Scorpio: To make sure Scorpios are enjoying this gift of life, and since laughing helps us do so, here’s some Scorpio-style humor from fellow sign-mate, the Grateful Dead keyboardist, Brent Mydland. Al Franken: “So what’s it like to be the newest member of the Grateful Dead?” Brent: “ A lot of people ask you what it’s like to be the newest member of the Grateful Dead.”
Sagittarius: The new moon this week ushers good luck into your home life, so be sure to add the following Grateful Dead lyrics to your life’s soundtrack: “Since it costs a lot to win, and even more to lose. You and me about to spend some time just wondering which to choose. Goes to show, you don’t ever know. Watch each card you play and play it slow.”

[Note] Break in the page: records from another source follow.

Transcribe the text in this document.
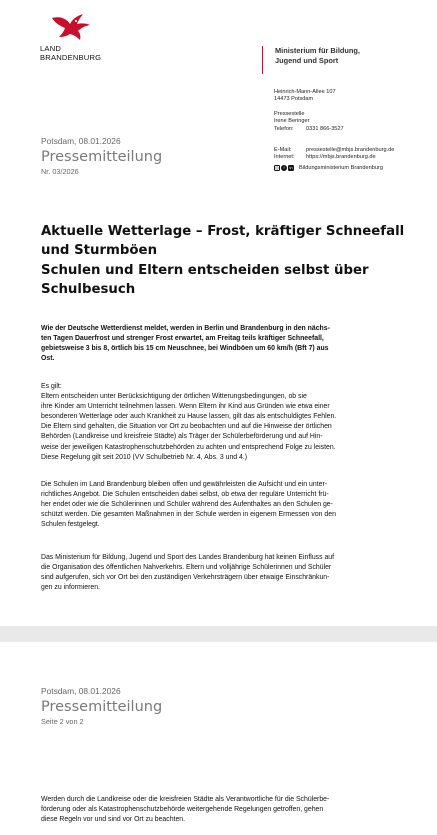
LAND
BRANDENBURG
Ministerium für Bildung,
Jugend und Sport
Heinrich-Mann-Allee 107
14473 Potsdam
Pressestelle
Irene Beringer
Telefon:	0331 866-3527
E-Mail:	pressestelle@mbjs.brandenburg.de
Internet:	https://mbjs.brandenburg.de
◎	f	in Bildungsministerium Brandenburg
Potsdam, 08.01.2026
Pressemitteilung
Nr. 03/2026
Aktuelle Wetterlage – Frost, kräftiger Schneefall
und Sturmböen
Schulen und Eltern entscheiden selbst über
Schulbesuch
Wie der Deutsche Wetterdienst meldet, werden in Berlin und Brandenburg in den nächs-
ten Tagen Dauerfrost und strenger Frost erwartet, am Freitag teils kräftiger Schneefall,
gebietsweise 3 bis 8, örtlich bis 15 cm Neuschnee, bei Windböen um 60 km/h (Bft 7) aus
Ost.
Es gilt:
Eltern entscheiden unter Berücksichtigung der örtlichen Witterungsbedingungen, ob sie
ihre Kinder am Unterricht teilnehmen lassen. Wenn Eltern ihr Kind aus Gründen wie etwa einer
besonderen Wetterlage oder auch Krankheit zu Hause lassen, gilt das als entschuldigtes Fehlen.
Die Eltern sind gehalten, die Situation vor Ort zu beobachten und auf die Hinweise der örtlichen
Behörden (Landkreise und kreisfreie Städte) als Träger der Schülerbeförderung und auf Hin-
weise der jeweiligen Katastrophenschutzbehörden zu achten und entsprechend Folge zu leisten.
Diese Regelung gilt seit 2010 (VV Schulbetrieb Nr. 4, Abs. 3 und 4.)
Die Schulen im Land Brandenburg bleiben offen und gewährleisten die Aufsicht und ein unter-
richtliches Angebot. Die Schulen entscheiden dabei selbst, ob etwa der reguläre Unterricht frü-
her endet oder wie die Schülerinnen und Schüler während des Aufenthaltes an den Schulen ge-
schützt werden. Die gesamten Maßnahmen in der Schule werden in eigenem Ermessen von den
Schulen festgelegt.
Das Ministerium für Bildung, Jugend und Sport des Landes Brandenburg hat keinen Einfluss auf
die Organisation des öffentlichen Nahverkehrs. Eltern und volljährige Schülerinnen und Schüler
sind aufgerufen, sich vor Ort bei den zuständigen Verkehrsträgern über etwaige Einschränkun-
gen zu informieren.
Potsdam, 08.01.2026
Pressemitteilung
Seite 2 von 2
Werden durch die Landkreise oder die kreisfreien Städte als Verantwortliche für die Schülerbe-
förderung oder als Katastrophenschutzbehörde weitergehende Regelungen getroffen, gehen
diese Regeln vor und sind vor Ort zu beachten.
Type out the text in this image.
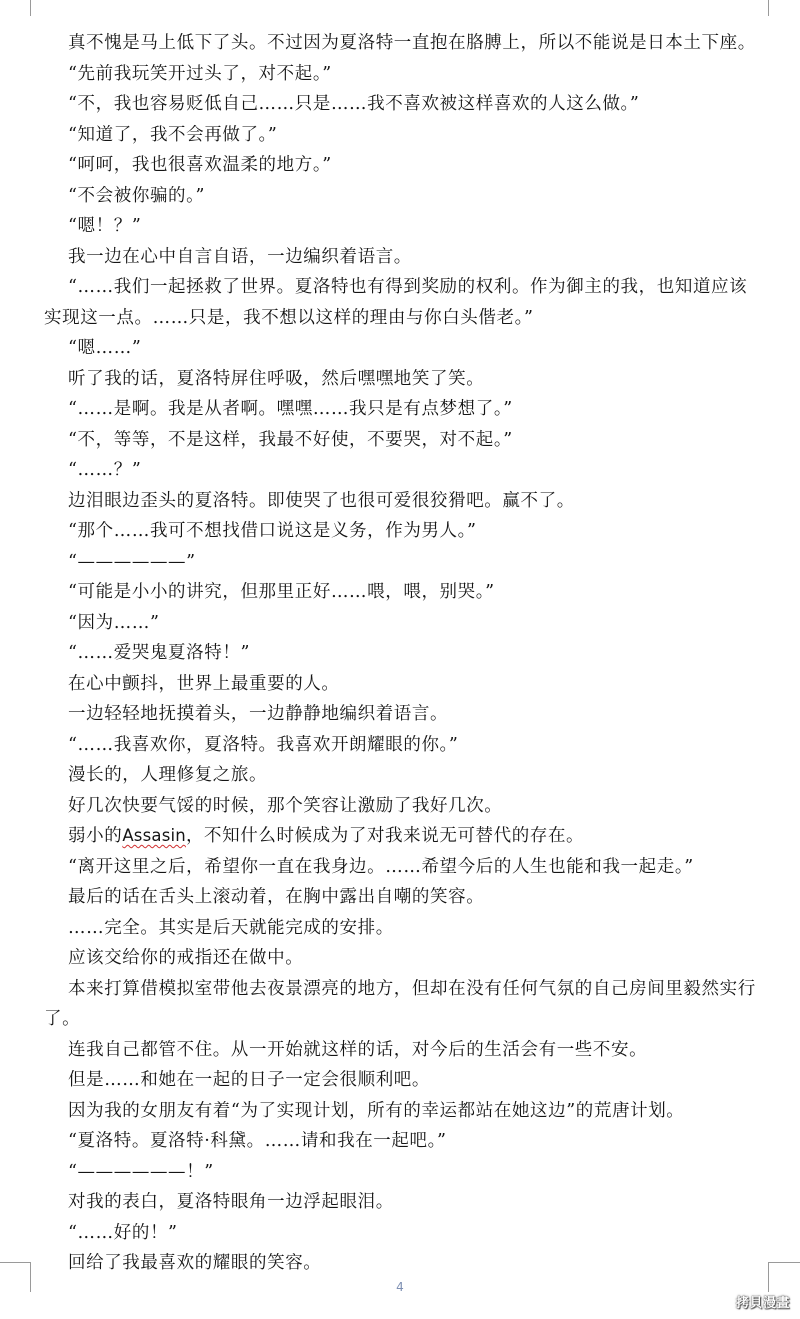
真不愧是马上低下了头。不过因为夏洛特一直抱在胳膊上，所以不能说是日本土下座。
“先前我玩笑开过头了，对不起。”
“不，我也容易贬低自己……只是……我不喜欢被这样喜欢的人这么做。”
“知道了，我不会再做了。”
“呵呵，我也很喜欢温柔的地方。”
“不会被你骗的。”
“嗯！？”
我一边在心中自言自语，一边编织着语言。
“……我们一起拯救了世界。夏洛特也有得到奖励的权利。作为御主的我，也知道应该
实现这一点。……只是，我不想以这样的理由与你白头偕老。”
“嗯……”
听了我的话，夏洛特屏住呼吸，然后嘿嘿地笑了笑。
“……是啊。我是从者啊。嘿嘿……我只是有点梦想了。”
“不，等等，不是这样，我最不好使，不要哭，对不起。”
“……？”
边泪眼边歪头的夏洛特。即使哭了也很可爱很狡猾吧。赢不了。
“那个……我可不想找借口说这是义务，作为男人。”
“——————”
“可能是小小的讲究，但那里正好……喂，喂，别哭。”
“因为……”
“……爱哭鬼夏洛特！”
在心中颤抖，世界上最重要的人。
一边轻轻地抚摸着头，一边静静地编织着语言。
“……我喜欢你，夏洛特。我喜欢开朗耀眼的你。”
漫长的，人理修复之旅。
好几次快要气馁的时候，那个笑容让激励了我好几次。
弱小的Assasin，不知什么时候成为了对我来说无可替代的存在。
“离开这里之后，希望你一直在我身边。……希望今后的人生也能和我一起走。”
最后的话在舌头上滚动着，在胸中露出自嘲的笑容。
……完全。其实是后天就能完成的安排。
应该交给你的戒指还在做中。
本来打算借模拟室带他去夜景漂亮的地方，但却在没有任何气氛的自己房间里毅然实行
了。
连我自己都管不住。从一开始就这样的话，对今后的生活会有一些不安。
但是……和她在一起的日子一定会很顺利吧。
因为我的女朋友有着“为了实现计划，所有的幸运都站在她这边”的荒唐计划。
“夏洛特。夏洛特·科黛。……请和我在一起吧。”
“——————！”
对我的表白，夏洛特眼角一边浮起眼泪。
“……好的！”
回给了我最喜欢的耀眼的笑容。
4
拷貝漫畫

Capricorn: Saint Stephen is considered to be the prototypical Christian martyr. The first man to really have the “cahones” to speak out against the injustices he saw. Of course, he got stoned to death. But the world still celebrates his life each Dec. 26. Whatever you do this week, don’t get so stoned that you can’t remember this: “Talk about your plenty. Talk about your ills. One man gathers what another man spills.”
Aquarius: Communication difficulties have finally come to an end. So it’s a good time to open-mindedly tackle some issues that have been nagging you. To help, refrain from saying anything such as: 1) You must be higher than the crowd at a Phil and Friends show! 2) That idea stinks worse than Jerry Garica’s beard after a concert! 3) The only person dumber than you is whoever told Bob Weir he looks good in short-shorts!